Logistics real estate market poised for growth in 2012, according to Grubb & Ellis report
January 05, 2012
While 2012 is expected to be a slow growth year overall for commercial real estate sector, a report from global commercial real estate company Grubb & Ellis Company cited how the logistics real estate market “has become the most resilient and dynamic segment of the overall U.S. industrial real estate market.”
According to the report, entitled “2012 National Real Estate Forecast,” even though logistics accounts for a quarter of total industrial space, it has captured 70 percent of total demand since the second quarter of 2010. And while cumulative demand for overall industrial real estate did not turn positive until the end of 2011, cumulative demand on the logistics side was in positive territory by mid-2010 in growing to 75 million square feet by the end of 2011. Grubb and Ellis also pointed out that since 2001 roughly 70 percent of all new construction was for logistics-related buildings, with the level of supply generally exceeding demand.
In an interview with LM, Tim Feemster, Grubb & Ellis senior vice president and national director, logistics, said that a main boon to the positive logistics real estate activity stems from companies trading up into Class A space. As defined by Grubb & Ellis, Class A buildings are comprised of: state-of-the-art functionality, systems, and finishes; have a minimum of 28-foot clear height for buildings over 100,000 square feet; have an excellent truck-door/building ratio (minimum of 1/7,500 square feet; and excellent truck yards with a minimum of 135-foot truck turning radius.
“What companies basically did was trade up,” Feemster said. “If they were in a Class B building in a renter’s market which it was in for the past year and a half, they could go from 200,000 to 300,000 square feet in a Class A building at the same rent level or close to it. When we talk about logistics buildings, they are buildings that are at least 100,000 square feet.
Looking at the U.S. logistics vacancy rate, Grubb & Ellis noted that the rate peaked at 13.8 percent at the end of 2009, dropped more than 300 basis points by the end of 2011, and is expected to fall into single digits by the end of this year. But it cautioned that the 2012 rate of improvement will slow down as new deliveries accelerate at a faster rate than demand that is hindered by sluggish domestic and global economies.
The reason for this, explained Feemster, is that companies are starting to build speculative or “spec” buildings, as the vacancy rate at certain sizes of buildings in certain markets does not translate into a general event across the country. Grubb & Ellis expects speculative construction to spread to 16 major U.S. markets in 2012.
He cited the Inland Empire in southern California as an area which had experienced a shortage of big box buildings and is now seeing increased development for logistics properties in the 500,000 to 600,000 square-foot range and up, because there were two or three in the 1 million square foot range being built in 2011, whereas 18 months ago there were ten buildings that size which were quickly rented.

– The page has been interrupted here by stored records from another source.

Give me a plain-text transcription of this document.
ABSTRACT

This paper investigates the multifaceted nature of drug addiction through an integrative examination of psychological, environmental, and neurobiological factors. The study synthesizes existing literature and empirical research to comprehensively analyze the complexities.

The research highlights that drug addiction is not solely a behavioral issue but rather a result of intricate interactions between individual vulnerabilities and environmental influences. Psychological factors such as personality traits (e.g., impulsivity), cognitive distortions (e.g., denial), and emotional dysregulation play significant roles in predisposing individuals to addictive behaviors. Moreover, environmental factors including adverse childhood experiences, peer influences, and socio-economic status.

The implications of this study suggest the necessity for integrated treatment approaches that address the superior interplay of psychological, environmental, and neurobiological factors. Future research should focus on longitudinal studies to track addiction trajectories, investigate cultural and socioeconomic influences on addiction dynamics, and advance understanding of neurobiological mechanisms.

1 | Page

“It is the same ‘trading up’ thought process, and in some specific markets they are actually starting to build specifically around a targeted vacancy area, rather than a mass event,” said Feemster. “Nobody is going to build a 200,000 square foot building in the Inland Empire, because there are already so many available. Even though the vacancy rate is small, the market is so huge that even a low vacancy rate translates into a lot of square footage.”
Industrial Outlook: The report indicated that demand for industrial real estate in 2011 saw a net absorption of 110 million square feet compared to 2010’s 34 million square feet.
Of particular interest was how warehouse/distribution space captured three quarters of total demand while accounting for half of the total inventory. And Class A logistics space, which Grubb & Ellis said is a subset of warehouse and distribution, represented 20 percent of total industrial inventory and 50 percent of demand in 2011.
In 2012, the report said that demand will increase but only by about 15 percent to 130 million square feet due to the economy. And it said that 3PLs will play a large role in driving Class A distribution sector growth.
“3PLs are continuing to play a major role on this side as companies are continually looking to outsource non-core competencies,” said Feemster.